Re:Figures... (Score:5, Informative)
And yet,... (Score:5, Informative)
...the AM2+/AM3 socket on my AMD board continues to be useful for new AMD CPUs literally years after I originally purchased it.
Re:Integrated graphics in the CPU? (Score:4, Informative)
Your point would have been valid 10 years ago but the die area used for the CISC instruction decoder on a modern x86 processor is negligible. Infact the x86 instruction set is more compact than a pure RISC cpu so you can fit more instructions into the instruction cache (ARM processors have a THUMB mode with more compact 16bit instructions because of this).
Re:Figures... (Score:4, Informative)
Only because Intel chooses to obsolete old chipsets (or, more preciselly, arbitrarily changes bus specs on new motherboards - I've seen an ASRock one for C2D with i865). AMD somehow manages to keep latest versions of their CPU interconnect backwards compatible...you really want to say Intel isn't capable of doing so? (especially if Intel simply uses PCI Express for those chips, which is explicitly backwards compatible)
Re:Integrated graphics in the CPU? (Score:5, Informative)
The key is modern RISC, not RISC. x86 is horribly inefficient. I'm not talking about the instruction decoder, I'm talking about the instruction semantics. x86 was never designed for today's high-performance CPUs, and the result is that the instruction set basically allows the programmer to do anything they want, even if it goes against modern CPU design optimizations.
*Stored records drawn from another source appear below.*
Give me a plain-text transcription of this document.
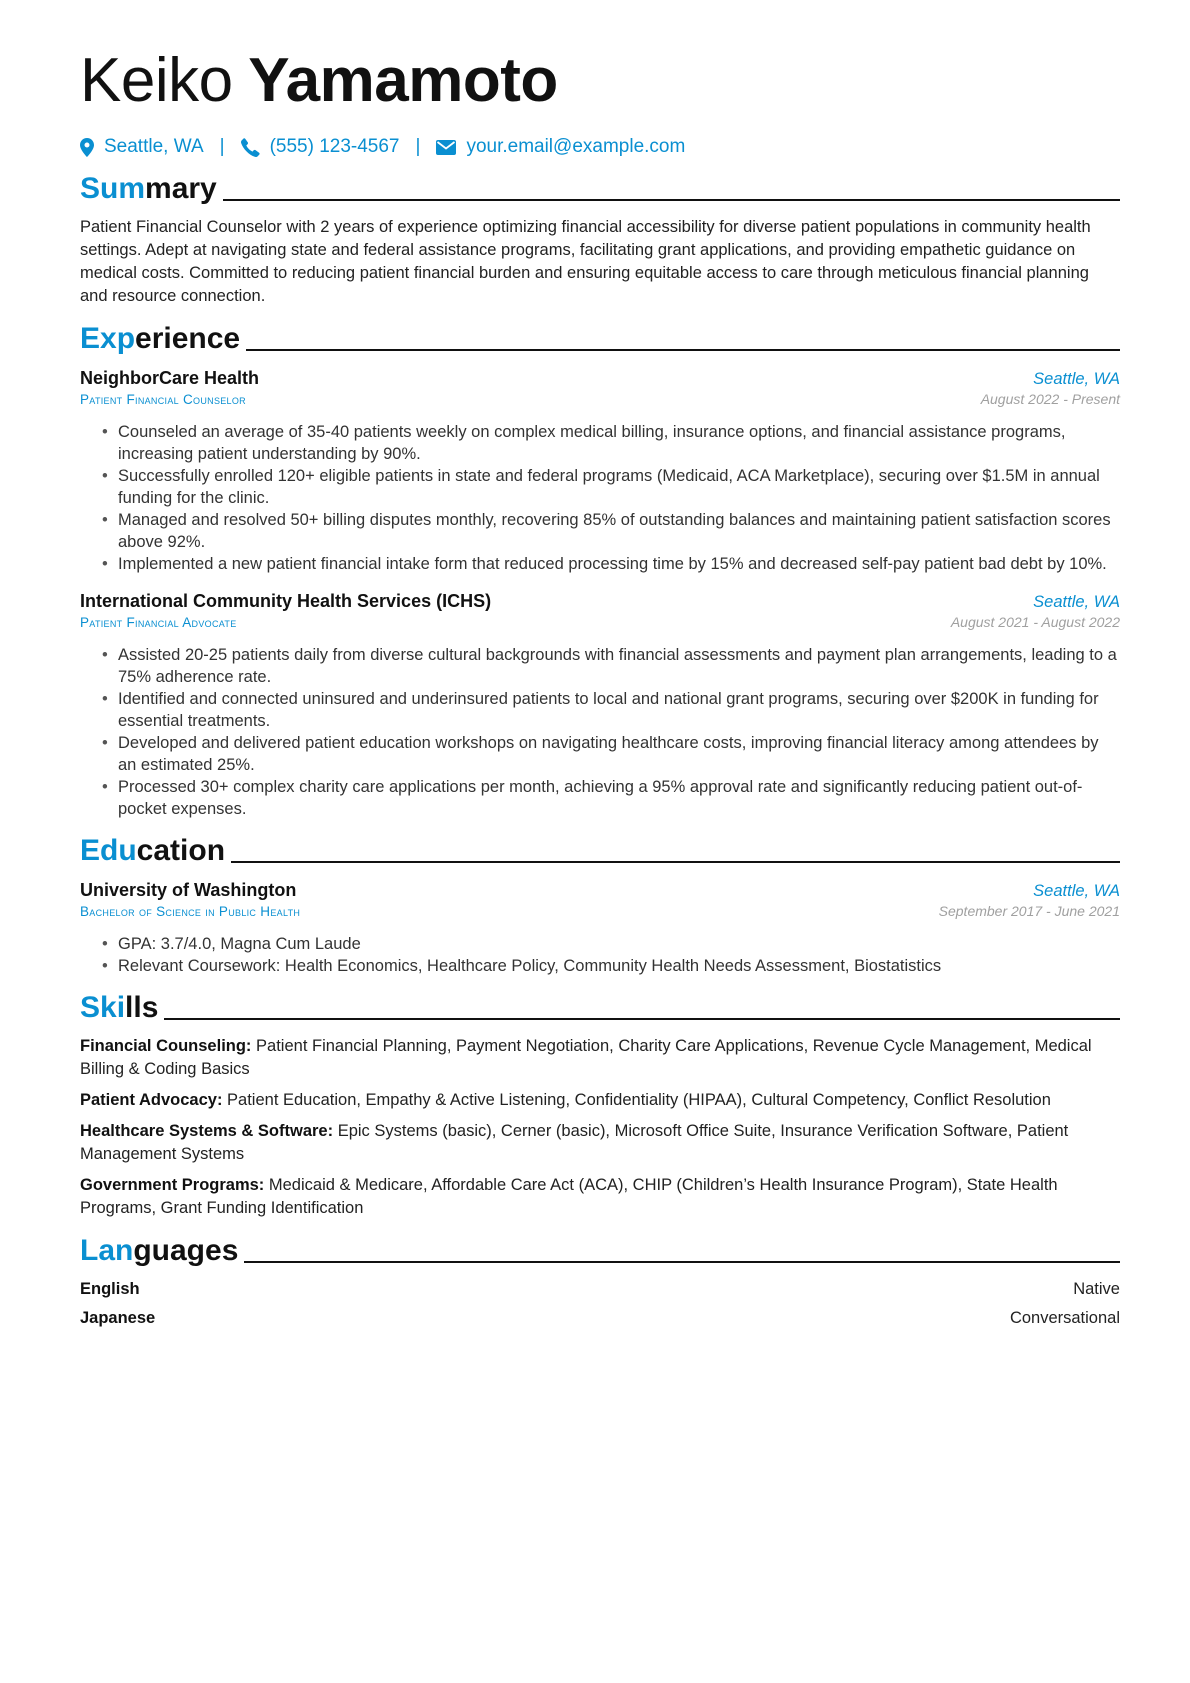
Keiko Yamamoto
Seattle, WA | (555) 123-4567 | your.email@example.com
Summary

Patient Financial Counselor with 2 years of experience optimizing financial accessibility for diverse patient populations in community health settings. Adept at navigating state and federal assistance programs, facilitating grant applications, and providing empathetic guidance on medical costs. Committed to reducing patient financial burden and ensuring equitable access to care through meticulous financial planning and resource connection.

Experience
NeighborCare Health	Seattle, WA
Patient Financial Counselor	August 2022 - Present
• Counseled an average of 35-40 patients weekly on complex medical billing, insurance options, and financial assistance programs, increasing patient understanding by 90%.
• Successfully enrolled 120+ eligible patients in state and federal programs (Medicaid, ACA Marketplace), securing over $1.5M in annual funding for the clinic.
• Managed and resolved 50+ billing disputes monthly, recovering 85% of outstanding balances and maintaining patient satisfaction scores above 92%.
• Implemented a new patient financial intake form that reduced processing time by 15% and decreased self-pay patient bad debt by 10%.
International Community Health Services (ICHS)	Seattle, WA
Patient Financial Advocate	August 2021 - August 2022
• Assisted 20-25 patients daily from diverse cultural backgrounds with financial assessments and payment plan arrangements, leading to a 75% adherence rate.
• Identified and connected uninsured and underinsured patients to local and national grant programs, securing over $200K in funding for essential treatments.
• Developed and delivered patient education workshops on navigating healthcare costs, improving financial literacy among attendees by an estimated 25%.
• Processed 30+ complex charity care applications per month, achieving a 95% approval rate and significantly reducing patient out-of-pocket expenses.
Education
University of Washington	Seattle, WA
Bachelor of Science in Public Health	September 2017 - June 2021
• GPA: 3.7/4.0, Magna Cum Laude
• Relevant Coursework: Health Economics, Healthcare Policy, Community Health Needs Assessment, Biostatistics
Skills
Financial Counseling: Patient Financial Planning, Payment Negotiation, Charity Care Applications, Revenue Cycle Management, Medical Billing & Coding Basics
Patient Advocacy: Patient Education, Empathy & Active Listening, Confidentiality (HIPAA), Cultural Competency, Conflict Resolution
Healthcare Systems & Software: Epic Systems (basic), Cerner (basic), Microsoft Office Suite, Insurance Verification Software, Patient Management Systems
Government Programs: Medicaid & Medicare, Affordable Care Act (ACA), CHIP (Children’s Health Insurance Program), State Health Programs, Grant Funding Identification
Languages
English	Native
Japanese	Conversational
This forces the CPU to devote a large amount of die area to workaround logic that detects the thousands of possible dirty tricks that a programmer might use which are allowed by the ISA. For example, every modern RISC requires that the programmer issue cache flush instructions when modifying executable code. This is common sense. x86 doesn't, which means there needs to be a large blob of logic checking for whether the data you just touched happens to be inside your code cache too. The fact that on x86 you can e.g. use one instruction to modify the next instruction in the pipeline is just so ridiculously horribly wrong it's not even funny. There are similar screw-ups related to e.g. the page tables. I can't even begin to imagine the pains that x86 CPU engineers have to go through.
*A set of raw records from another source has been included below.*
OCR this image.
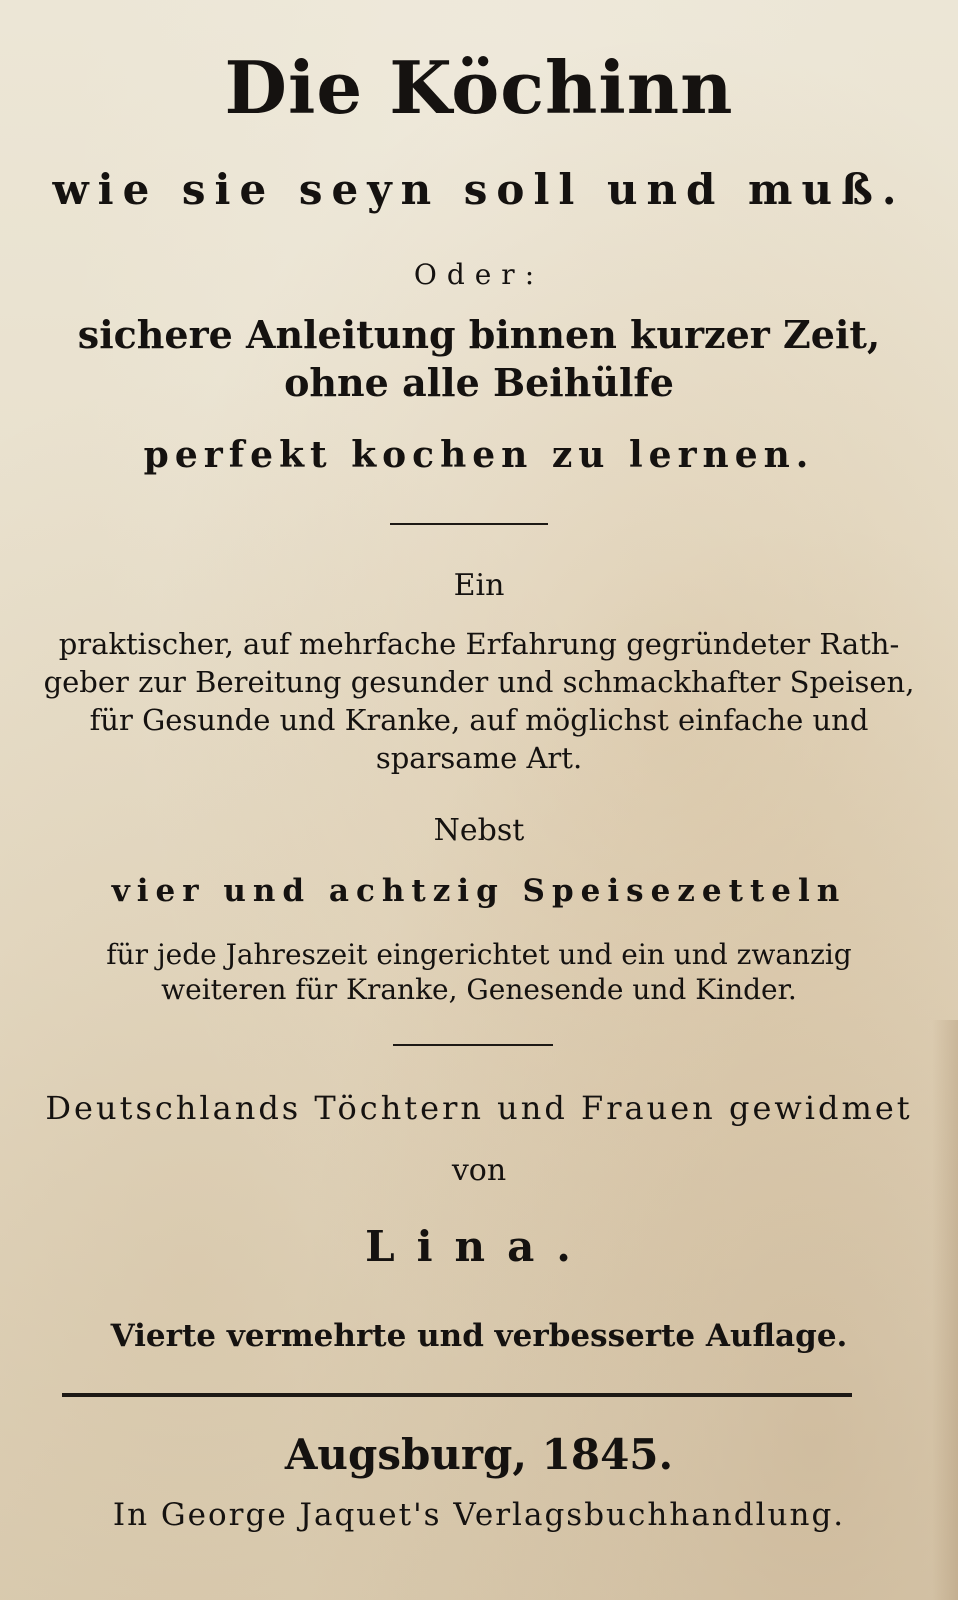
Die Köchinn
wie sie seyn soll und muß.
Oder:
sichere Anleitung binnen kurzer Zeit,
ohne alle Beihülfe
perfekt kochen zu lernen.
Ein
praktischer, auf mehrfache Erfahrung gegründeter Rath-
geber zur Bereitung gesunder und schmackhafter Speisen,
für Gesunde und Kranke, auf möglichst einfache und
sparsame Art.
Nebst
vier und achtzig Speisezetteln
für jede Jahreszeit eingerichtet und ein und zwanzig
weiteren für Kranke, Genesende und Kinder.
Deutschlands Töchtern und Frauen gewidmet
von
Lina.
Vierte vermehrte und verbesserte Auflage.
Augsburg, 1845.
In George Jaquet's Verlagsbuchhandlung.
You can make an x86 chip reasonably small and very slow, or very large and very fast. x86 doesn't let you have it both ways to any reasonable degree.
Re:Sigh (Score:3, Informative)
Intel, through illegal practises, prevented AMD from benefiting fully from their lead with K7 and early K8 Athlons. This illegally rerouted money weakened AMD R&D and fabs, while strenghtening Intel ones at the same time.
Re:And yet,... (Score:4, Informative)
...the AM2+/AM3 socket on my AMD board continues to be useful for new AMD CPUs literally years after I originally purchased it.
Intel had a long run with the Socket 775 boards, and AMD pulled this stunt back with their Socket 939 to AM2 upgrade. AM2 is a 940 pin socket.
I do agree AMD did something right with their AM2, AM2+, AM3 sockets being interchangeable for many CPUs. Just some of the more interesting features get disabled when running an AM3 cpu on an AM2 socket.